To extract the neuronal change in fluorescence, we used a method that automatically identified ROIs (including spatially overlapped ones), denoised signals, and when comparing the ITI period to the immediately preceding reward period (Fig. 3f; Supplementary Figs. 10, 11) deconvolved signals87 with open source and adapted MATLAB code (MathWorks, MA, USA). Briefly, this method uses constrained non-negative matrix factorization (cNMF) to isolate spatially and temporally independent fluorescent signals, approximating a parametric model for continuous timeseries calcium transients as the impulse response of an autoregressive process, and then estimates the spiking signal from the sparsest non-negative neural activity signal. This method can denoise the spatiotemporal imaging set and model the background activity in each image frame by averaging the spatiotemporal background over ROIs. The temporal trace of each ROI was expressed as ΔF/F, raw fluorescence trace divided by background activity. The default parameters were used with few exceptions (the order of AR process p was set to 2, temporal downsampling factor “tsub” was set to 4, spatial downsampling “ssub” was set to 2). Between 50 and 70 ROIs corresponding to the somata of neurons were identified per animal per session using this approach after manual confirmation.

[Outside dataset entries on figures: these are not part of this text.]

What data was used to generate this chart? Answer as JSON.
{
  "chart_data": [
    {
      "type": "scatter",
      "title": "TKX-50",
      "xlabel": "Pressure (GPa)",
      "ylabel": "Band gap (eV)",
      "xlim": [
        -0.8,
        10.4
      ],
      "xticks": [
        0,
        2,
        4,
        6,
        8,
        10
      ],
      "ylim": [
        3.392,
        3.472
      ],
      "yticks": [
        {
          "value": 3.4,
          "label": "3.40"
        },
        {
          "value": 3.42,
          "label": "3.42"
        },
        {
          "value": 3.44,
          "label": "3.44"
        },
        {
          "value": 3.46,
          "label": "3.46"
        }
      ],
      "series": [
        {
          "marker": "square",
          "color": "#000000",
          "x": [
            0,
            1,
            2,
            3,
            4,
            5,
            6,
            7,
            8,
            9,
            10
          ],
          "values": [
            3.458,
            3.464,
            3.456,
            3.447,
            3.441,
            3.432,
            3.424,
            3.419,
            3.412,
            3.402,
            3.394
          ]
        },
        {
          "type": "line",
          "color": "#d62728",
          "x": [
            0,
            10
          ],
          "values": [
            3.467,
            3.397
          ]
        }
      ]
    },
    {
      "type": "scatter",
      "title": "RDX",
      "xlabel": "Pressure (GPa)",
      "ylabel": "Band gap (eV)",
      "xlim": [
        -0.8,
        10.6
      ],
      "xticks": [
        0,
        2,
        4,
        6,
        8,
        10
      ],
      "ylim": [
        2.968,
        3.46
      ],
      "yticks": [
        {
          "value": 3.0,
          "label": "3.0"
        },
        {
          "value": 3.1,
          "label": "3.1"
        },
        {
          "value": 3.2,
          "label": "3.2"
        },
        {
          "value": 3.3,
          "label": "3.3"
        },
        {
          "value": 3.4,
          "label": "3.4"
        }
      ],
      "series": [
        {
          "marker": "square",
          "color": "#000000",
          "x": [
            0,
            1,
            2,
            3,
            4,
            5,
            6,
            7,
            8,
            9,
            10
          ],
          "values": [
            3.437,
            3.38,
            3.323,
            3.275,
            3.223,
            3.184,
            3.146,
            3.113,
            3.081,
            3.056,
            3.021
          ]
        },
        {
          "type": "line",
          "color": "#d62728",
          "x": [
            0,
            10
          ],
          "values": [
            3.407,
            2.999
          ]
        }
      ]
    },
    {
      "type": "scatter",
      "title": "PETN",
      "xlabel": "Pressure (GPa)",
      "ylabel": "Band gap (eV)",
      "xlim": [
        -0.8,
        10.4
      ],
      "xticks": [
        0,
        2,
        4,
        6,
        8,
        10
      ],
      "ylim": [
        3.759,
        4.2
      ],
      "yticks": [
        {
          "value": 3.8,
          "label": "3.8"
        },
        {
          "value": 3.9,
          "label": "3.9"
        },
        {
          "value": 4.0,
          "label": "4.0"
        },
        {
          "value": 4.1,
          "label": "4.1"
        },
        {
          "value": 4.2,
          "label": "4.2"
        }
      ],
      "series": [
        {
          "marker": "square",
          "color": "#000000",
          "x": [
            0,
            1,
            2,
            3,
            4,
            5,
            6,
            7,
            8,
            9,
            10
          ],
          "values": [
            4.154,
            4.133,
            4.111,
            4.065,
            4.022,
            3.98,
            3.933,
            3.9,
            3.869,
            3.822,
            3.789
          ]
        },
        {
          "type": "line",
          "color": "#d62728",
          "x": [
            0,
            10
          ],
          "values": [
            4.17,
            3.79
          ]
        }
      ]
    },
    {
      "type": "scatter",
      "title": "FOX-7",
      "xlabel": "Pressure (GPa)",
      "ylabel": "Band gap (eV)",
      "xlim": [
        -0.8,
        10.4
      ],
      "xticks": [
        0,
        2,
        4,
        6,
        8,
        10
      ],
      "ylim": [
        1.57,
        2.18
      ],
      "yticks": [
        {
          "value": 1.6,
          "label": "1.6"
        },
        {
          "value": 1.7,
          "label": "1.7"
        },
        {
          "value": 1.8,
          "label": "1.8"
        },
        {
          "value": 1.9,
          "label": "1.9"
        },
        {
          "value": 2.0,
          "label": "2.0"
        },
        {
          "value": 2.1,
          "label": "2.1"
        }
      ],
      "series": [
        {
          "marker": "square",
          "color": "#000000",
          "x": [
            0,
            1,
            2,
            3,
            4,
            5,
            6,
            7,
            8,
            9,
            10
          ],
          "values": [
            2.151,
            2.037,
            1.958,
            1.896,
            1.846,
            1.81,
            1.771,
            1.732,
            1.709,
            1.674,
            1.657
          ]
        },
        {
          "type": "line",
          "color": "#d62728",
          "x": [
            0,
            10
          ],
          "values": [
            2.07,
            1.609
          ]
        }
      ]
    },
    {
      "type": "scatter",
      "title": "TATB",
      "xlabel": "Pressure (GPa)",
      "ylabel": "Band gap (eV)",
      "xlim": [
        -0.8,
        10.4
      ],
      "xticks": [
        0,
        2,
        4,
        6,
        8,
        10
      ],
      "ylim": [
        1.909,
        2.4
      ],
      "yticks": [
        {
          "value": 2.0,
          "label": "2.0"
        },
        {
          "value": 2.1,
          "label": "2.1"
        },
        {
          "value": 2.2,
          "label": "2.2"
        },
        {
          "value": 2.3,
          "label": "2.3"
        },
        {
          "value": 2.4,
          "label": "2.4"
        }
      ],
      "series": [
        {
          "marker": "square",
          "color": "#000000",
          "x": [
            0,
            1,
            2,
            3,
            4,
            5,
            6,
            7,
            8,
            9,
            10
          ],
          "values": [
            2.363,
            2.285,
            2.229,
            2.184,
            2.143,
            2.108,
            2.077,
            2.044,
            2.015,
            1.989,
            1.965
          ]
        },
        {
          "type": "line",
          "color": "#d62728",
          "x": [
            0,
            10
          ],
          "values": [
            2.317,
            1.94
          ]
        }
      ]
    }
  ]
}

To follow the changes in the encoding pattern of individual cells across days during learning and reversal learning to determine how neurons remapped response categories across non-encoding, single-, double-, or multidimensional encoding, ROIs were also automatically identified using suite2p88 simultaneously across days 1, 4, and 7 for four out of the five mice used in the control group (the remaining mouse was excluded due to the field-of-view on baseline day not matching precisely to the following chronic imaging days).